My intention (which has worked so far) was for the large amount of OSR energy to be used to good effect in comb building. As it's my first year I don't want the added hassle of OSR honey extraction just yet. Only draw back so far is the AS that swarmed, so now I don't have a spare hive for AS if required. Due to the position of the prime swarm that left i.e. in the bottom of a twiggy bush, most of the bees were left free flying and went back (I think) to their original hive, as I had put Queeny and about two handfulls of bees into my spare hive.
As an emergency measure, if I had a cast to deal with, could I dump the swarmed bees into a spare super box minus frames, on top of newspaper on top of the spare hive with original queen? Bearing in mind the bees are all former colony sisters?
 
What is the best way to proceed?

Are the bees you would intend to dump atop newspaper to merge queenless?
just a couple of cups full of bees, it may work as a method of merging, you could perhaps give them a few super frames to hang onto as there work they way to merging.
The bee keeping dilemma, more kit!

James
 
My intention (which has worked so far) was for the large amount of OSR energy to be used to good effect in comb building. As it's my first year I don't want the added hassle of OSR honey extraction just yet. Only draw back so far is the AS that swarmed, so now I don't have a spare hive for AS if required. Due to the position of the prime swarm that left i.e. in the bottom of a twiggy bush, most of the bees were left free flying and went back (I think) to their original hive, as I had put Queeny and about two handfulls of bees into my spare hive.
As an emergency measure, if I had a cast to deal with, could I dump the swarmed bees into a spare super box minus frames, on top of newspaper on top of the spare hive with original queen? Bearing in mind the bees are all former colony sisters?

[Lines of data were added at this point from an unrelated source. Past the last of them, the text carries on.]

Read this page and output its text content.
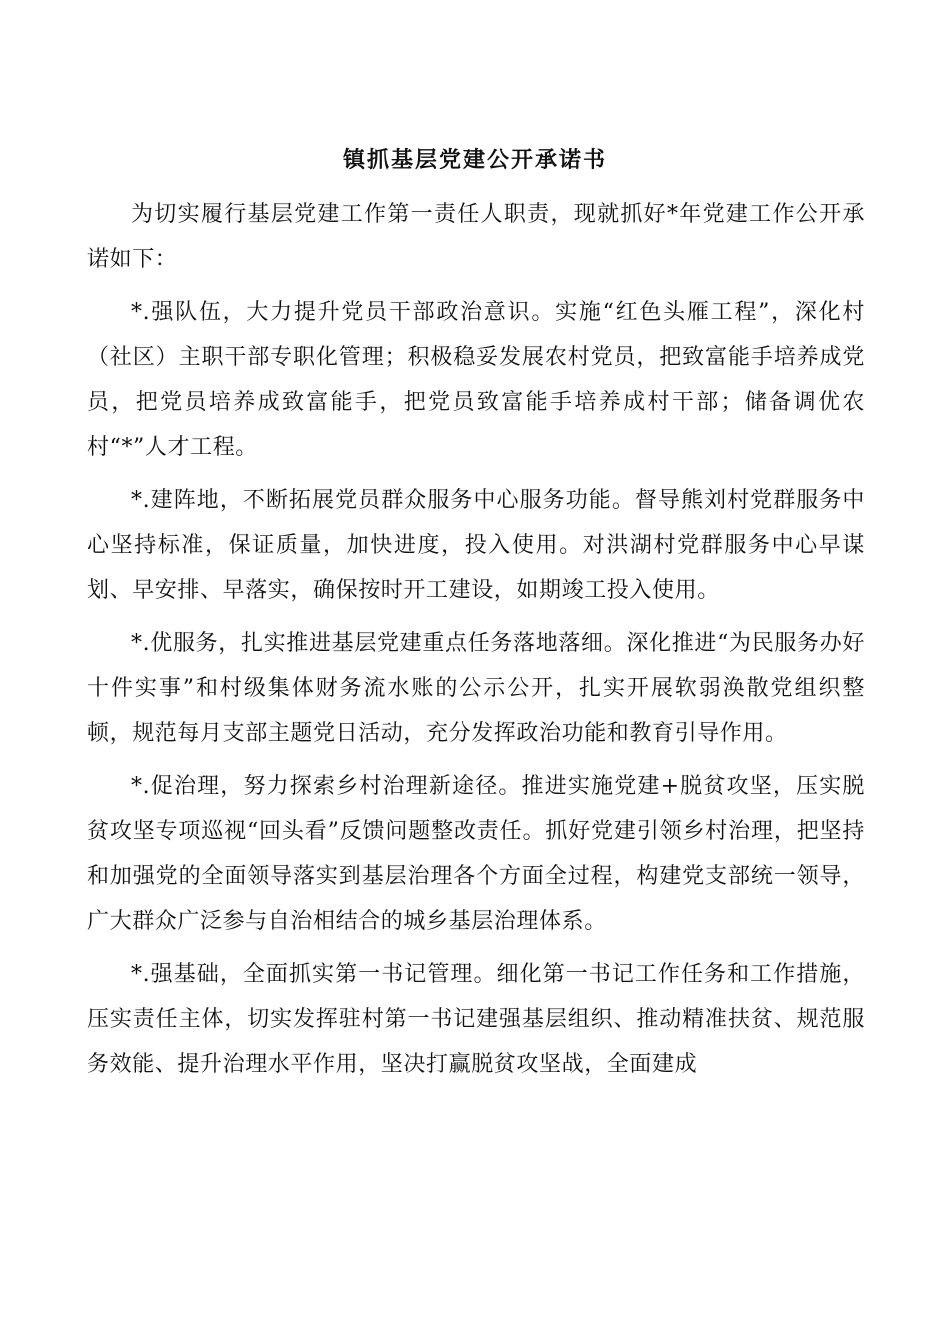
镇抓基层党建公开承诺书

为切实履行基层党建工作第一责任人职责，现就抓好*年党建工作公开承诺如下：

*.强队伍，大力提升党员干部政治意识。实施“红色头雁工程”，深化村（社区）主职干部专职化管理；积极稳妥发展农村党员，把致富能手培养成党员，把党员培养成致富能手，把党员致富能手培养成村干部；储备调优农村“*”人才工程。

*.建阵地，不断拓展党员群众服务中心服务功能。督导熊刘村党群服务中心坚持标准，保证质量，加快进度，投入使用。对洪湖村党群服务中心早谋划、早安排、早落实，确保按时开工建设，如期竣工投入使用。

*.优服务，扎实推进基层党建重点任务落地落细。深化推进“为民服务办好十件实事”和村级集体财务流水账的公示公开，扎实开展软弱涣散党组织整顿，规范每月支部主题党日活动，充分发挥政治功能和教育引导作用。

*.促治理，努力探索乡村治理新途径。推进实施党建+脱贫攻坚，压实脱贫攻坚专项巡视“回头看”反馈问题整改责任。抓好党建引领乡村治理，把坚持和加强党的全面领导落实到基层治理各个方面全过程，构建党支部统一领导，广大群众广泛参与自治相结合的城乡基层治理体系。

*.强基础，全面抓实第一书记管理。细化第一书记工作任务和工作措施，压实责任主体，切实发挥驻村第一书记建强基层组织、推动精准扶贫、规范服务效能、提升治理水平作用，坚决打赢脱贫攻坚战，全面建成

I would say extracting any honey is NEVER a hassle. It is such a shame that some beekeepers look down on OSR based honey.

Either you have very big hands or there are not enough bees to survive with the queen in that spare hive!! (Full size hive?)

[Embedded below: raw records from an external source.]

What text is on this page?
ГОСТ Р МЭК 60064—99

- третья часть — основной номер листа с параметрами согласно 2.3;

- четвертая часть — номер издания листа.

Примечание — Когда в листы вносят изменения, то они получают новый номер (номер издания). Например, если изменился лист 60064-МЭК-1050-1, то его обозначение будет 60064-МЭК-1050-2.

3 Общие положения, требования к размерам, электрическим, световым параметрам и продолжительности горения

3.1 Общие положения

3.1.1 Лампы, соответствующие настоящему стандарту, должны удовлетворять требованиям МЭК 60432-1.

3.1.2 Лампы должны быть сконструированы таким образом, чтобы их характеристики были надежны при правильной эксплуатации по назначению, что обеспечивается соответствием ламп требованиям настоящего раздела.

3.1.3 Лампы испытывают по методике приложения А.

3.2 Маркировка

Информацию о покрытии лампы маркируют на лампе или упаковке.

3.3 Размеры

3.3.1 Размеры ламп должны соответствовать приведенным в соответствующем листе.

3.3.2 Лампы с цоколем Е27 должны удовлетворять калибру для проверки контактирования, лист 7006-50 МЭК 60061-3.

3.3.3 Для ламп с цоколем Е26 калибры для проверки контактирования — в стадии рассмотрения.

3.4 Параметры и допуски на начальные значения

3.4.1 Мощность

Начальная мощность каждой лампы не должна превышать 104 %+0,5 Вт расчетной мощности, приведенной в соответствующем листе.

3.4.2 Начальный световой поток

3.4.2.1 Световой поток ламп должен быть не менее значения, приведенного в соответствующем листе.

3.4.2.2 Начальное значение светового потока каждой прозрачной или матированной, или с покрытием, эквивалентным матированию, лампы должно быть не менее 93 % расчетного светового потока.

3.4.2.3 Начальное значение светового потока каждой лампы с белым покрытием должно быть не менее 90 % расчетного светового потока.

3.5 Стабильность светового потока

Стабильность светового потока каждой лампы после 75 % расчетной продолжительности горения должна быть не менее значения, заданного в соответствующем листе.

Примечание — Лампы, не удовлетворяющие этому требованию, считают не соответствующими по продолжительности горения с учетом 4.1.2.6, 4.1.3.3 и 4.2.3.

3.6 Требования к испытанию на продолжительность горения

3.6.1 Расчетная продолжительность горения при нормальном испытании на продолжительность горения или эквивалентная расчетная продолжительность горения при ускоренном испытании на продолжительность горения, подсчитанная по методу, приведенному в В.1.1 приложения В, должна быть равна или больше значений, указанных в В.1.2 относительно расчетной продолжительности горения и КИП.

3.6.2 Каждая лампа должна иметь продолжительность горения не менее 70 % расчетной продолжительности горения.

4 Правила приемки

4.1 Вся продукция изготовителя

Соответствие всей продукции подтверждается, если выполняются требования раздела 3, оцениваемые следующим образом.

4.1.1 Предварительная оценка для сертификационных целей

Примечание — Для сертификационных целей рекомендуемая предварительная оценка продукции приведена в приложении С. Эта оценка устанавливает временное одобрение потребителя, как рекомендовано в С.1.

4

Are you a member of your local BKA? You could really do with someone experienced to have a look and advise you locally.
 
What I was referring to with regard to OSR honey extraction is the "hassle" of granulated honey going hard in the combs if super removal is not timed exactly, as mentioned by various other people on the forum.
I was using the model for OSR management as mentioned by Alan Campion in his excellent book "Bees at the bottom of the garden" and the chapter "living with rape".
 
And OSR honey sweet but not so tasty.
I would rather do without... patience produces the best honey. Harvest once...'him indoors' does notice EVERYWHERE gets sooooooooooo sticky then, so one hit job!